Amor de fogueira

37 6 43
                                    

1948:

— Mainha! - Com um sorriso no rosto, Açucena gritou ao passar pelas grandes portas de madeira, tingidas de branco, e soltou as malas de mão no chão para abraçar a mãe.

— Minha fia! Oía Zéfa, o tamanho da minha menina! Já é uma moça formada, só está magra demais, essa capital não faz bem para você. — Dona Fátima não sabia se olhava para filha ou para comadre.

— Pois digo que faz sim. E a senhora não me agunei não, se não volto por cima do rastro para lá. — Brincou.

— Não se faça de doida não, Açucena. Ôxe! Já não basta passar o ano todo por aquelas bandas. Se atreva a arredar o pé daqui para você vê. Tá até me dando uma coisa ruim no coração.

A senhora começou a se abanar e fingir desmaio.

— Nossa Senhora tá vendo a senhora fingir uma doença, visse.

— Deixe de movimento vocês duas. — Coronel Manuel Pereira, pai de Açucena, falou ao entrar na sala.

— Tua fia. Eu lhe disse que mandar essa avoada para cidade grande ia dar nisso, toda vez vem com a cabeça cheia de besteira.

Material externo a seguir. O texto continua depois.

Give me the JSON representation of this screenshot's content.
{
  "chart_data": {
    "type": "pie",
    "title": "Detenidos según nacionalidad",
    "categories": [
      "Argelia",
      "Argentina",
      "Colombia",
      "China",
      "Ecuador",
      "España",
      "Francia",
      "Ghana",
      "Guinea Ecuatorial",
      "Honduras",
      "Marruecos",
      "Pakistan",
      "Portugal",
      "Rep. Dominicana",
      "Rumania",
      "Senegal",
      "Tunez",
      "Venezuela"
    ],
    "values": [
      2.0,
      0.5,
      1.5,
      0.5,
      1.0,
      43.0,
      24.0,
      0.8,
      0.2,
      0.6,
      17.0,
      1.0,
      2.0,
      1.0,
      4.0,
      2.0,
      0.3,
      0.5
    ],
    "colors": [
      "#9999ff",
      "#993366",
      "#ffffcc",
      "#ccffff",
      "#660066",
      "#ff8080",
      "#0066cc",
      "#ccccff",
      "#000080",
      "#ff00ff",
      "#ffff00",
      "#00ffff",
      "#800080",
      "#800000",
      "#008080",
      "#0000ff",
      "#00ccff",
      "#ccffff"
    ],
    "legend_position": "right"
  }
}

— E eu devia fazer o que, Mainha? Hein? Esperar um homi que nunca vi decidir o meu futuro?

— Aquieta Açucena! Parece menino buchudo. Quando tiver de casar, vai casar e pronto.

— E se não quiser, Painho? O senhor vai me obrigar?

— Ora se não! Agora vá ajeitar suas coisas que já é meio-dia e descansar, porque depois que o sol esfriar vamos para o arraiá lá no seu Cicero.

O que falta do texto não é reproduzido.